Plus the last BIOS update available for your laptop is dated more recently than the last BIOS update for the DV9700 models HP offered using the same Intel Chipset (the last update for the DV9700 was in 2010, and it apparently works with 4GB modules based on that newegg feedback, even though it only "officially" supports 2GB modules (2x2GB for 4GB total).

Basically, those types of memory modules were probably not available at the time your laptop was designed, but it's common for BIOS updates to add support for newer memory types later in a product's life cycle.

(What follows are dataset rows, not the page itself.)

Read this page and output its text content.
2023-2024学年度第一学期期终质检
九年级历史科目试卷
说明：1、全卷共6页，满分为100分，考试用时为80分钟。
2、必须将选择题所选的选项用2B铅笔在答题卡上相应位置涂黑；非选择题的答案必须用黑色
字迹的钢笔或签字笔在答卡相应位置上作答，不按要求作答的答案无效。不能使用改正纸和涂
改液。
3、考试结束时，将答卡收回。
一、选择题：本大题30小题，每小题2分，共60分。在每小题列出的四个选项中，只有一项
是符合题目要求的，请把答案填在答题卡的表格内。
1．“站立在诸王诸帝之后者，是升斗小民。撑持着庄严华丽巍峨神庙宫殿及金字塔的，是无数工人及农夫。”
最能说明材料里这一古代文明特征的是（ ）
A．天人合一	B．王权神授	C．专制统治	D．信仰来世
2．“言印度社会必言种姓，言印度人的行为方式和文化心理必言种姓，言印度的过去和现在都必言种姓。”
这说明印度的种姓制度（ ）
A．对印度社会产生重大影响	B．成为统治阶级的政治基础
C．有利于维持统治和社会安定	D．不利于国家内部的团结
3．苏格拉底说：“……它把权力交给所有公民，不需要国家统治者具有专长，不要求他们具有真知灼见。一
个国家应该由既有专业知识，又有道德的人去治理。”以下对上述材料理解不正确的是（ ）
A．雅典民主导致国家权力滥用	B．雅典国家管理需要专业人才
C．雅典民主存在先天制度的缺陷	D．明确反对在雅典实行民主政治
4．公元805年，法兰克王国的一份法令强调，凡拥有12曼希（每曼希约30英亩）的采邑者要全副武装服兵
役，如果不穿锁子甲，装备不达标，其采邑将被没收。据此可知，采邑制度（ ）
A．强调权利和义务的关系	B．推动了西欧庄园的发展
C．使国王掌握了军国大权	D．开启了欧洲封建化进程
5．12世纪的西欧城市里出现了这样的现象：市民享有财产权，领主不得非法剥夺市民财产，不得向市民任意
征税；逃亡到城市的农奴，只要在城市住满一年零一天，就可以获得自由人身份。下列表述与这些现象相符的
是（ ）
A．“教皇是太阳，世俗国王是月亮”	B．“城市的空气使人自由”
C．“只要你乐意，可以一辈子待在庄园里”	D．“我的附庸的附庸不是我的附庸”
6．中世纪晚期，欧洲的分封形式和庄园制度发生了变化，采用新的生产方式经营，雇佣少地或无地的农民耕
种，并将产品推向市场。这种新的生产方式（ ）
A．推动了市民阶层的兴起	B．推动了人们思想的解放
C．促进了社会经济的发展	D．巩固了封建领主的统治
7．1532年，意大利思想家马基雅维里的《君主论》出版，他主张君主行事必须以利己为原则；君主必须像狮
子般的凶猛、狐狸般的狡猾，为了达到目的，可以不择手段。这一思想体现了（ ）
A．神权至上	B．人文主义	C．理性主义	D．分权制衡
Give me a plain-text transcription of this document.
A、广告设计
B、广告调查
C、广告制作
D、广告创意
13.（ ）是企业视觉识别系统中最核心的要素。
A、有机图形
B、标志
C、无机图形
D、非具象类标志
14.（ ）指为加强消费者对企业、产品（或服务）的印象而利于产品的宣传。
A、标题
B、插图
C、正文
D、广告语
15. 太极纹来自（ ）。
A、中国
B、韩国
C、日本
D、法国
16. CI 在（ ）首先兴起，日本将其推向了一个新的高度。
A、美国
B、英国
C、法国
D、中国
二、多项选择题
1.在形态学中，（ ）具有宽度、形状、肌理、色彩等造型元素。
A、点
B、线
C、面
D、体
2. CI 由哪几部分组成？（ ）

So, if  you've updated your BIOS to a later version since you got it, it might work (but, I'd update it to the latest version available).   Even if you don't upgrade your memory, it's probably a good idea to update the BIOS in it, as new updates often fix issues.  This update:

http://h10025.www1.hp.com/ewfrf/wc/softwareDownloadIndex?softwareitem=ob-91708-1&cc=us&dlc=en&lc=en&os=2100&product=3747924&sw_lang=

Manufacturer's like HP don't usually publish new memory types that the BIOS updates include, so someone has to be the "guinea pig" to find out if newer memory types work in one or not (and I could not find anyone that has tested larger 4GB SODIMMs in your laptop model.

But, since I did find someone saying that it worked in a different HP model using the same Intel PM965 chipset (even though HP and Crucial also say that model is limited to 2x2GB), and the latest BIOS update for your laptop is newer (dated January 2011), I think it's more likely that the same set of 2x4GB of PC2-5300 would work in your laptop, too (provided you update the BIOS using the download I mentioned earlier).   It's also possible the original BIOS supported larger modules.  But, I'd update it to the latest version.

Again, even though the BIOS update .exe says Vista, it should install fine from Win 7, too (they just don't have a download for Win 7 because they never offered it with that laptop with Win 7).   The underlying kernel is identical between Win 7 and Vista.  So, if a program runs OK on one OS, it should run fine on the other.  Basically, it's just a simple program that flashes your BIOS firmware to a newer version and they used the same .exe for the BIOS update on multiple Operating Systems (XP, 32 bit and 64 Bit Vista).

So, it might be worth taking a risk getting that 2x4GB set if you update your laptop's BIOS, and *if* the vendor would let you return the memory if it doesn't work (just in case it's not recognized).

Again, that is a pretty steep price for 8GB of memory though.  4GB SODIMMs of PC2-5300 or PC2-6400 were not widely used, and so the prices for them are rather high.

In contrast, you could buy 2x4GB of (much faster) DDR3 SODIMMs for  newer laptop model for less than $50 now.

So, you'll need to decide how much you really like that laptop and if it's worth it to spend that much money on it to upgrade from 4GB (2x2GB) to 8GB (2x4GB) by replacing the 2GB models in it with 4GB modules like that set of 2x4GB of Crucial PC2-5300 that someone said worked in a DV9700 that uses the same PM965 chipset that your laptop uses.

It is interesting with it's display size.   But when you get into multi-year old laptops, the chances of having problems are going to increase as time passes (fans failing, display issues, battery issues, etc.); and you may be better off putting that money into a new laptop instead.   Of course, it's cheaper to spend that much on memory than it is to buy a new laptop, especially if you're already gone to the expense of upgrading the OS, etc.    Pros and Cons... it's like deciding if you want to do a major upgrade to a used car (engine, transmission, etc.) versus putting that money into a newer one.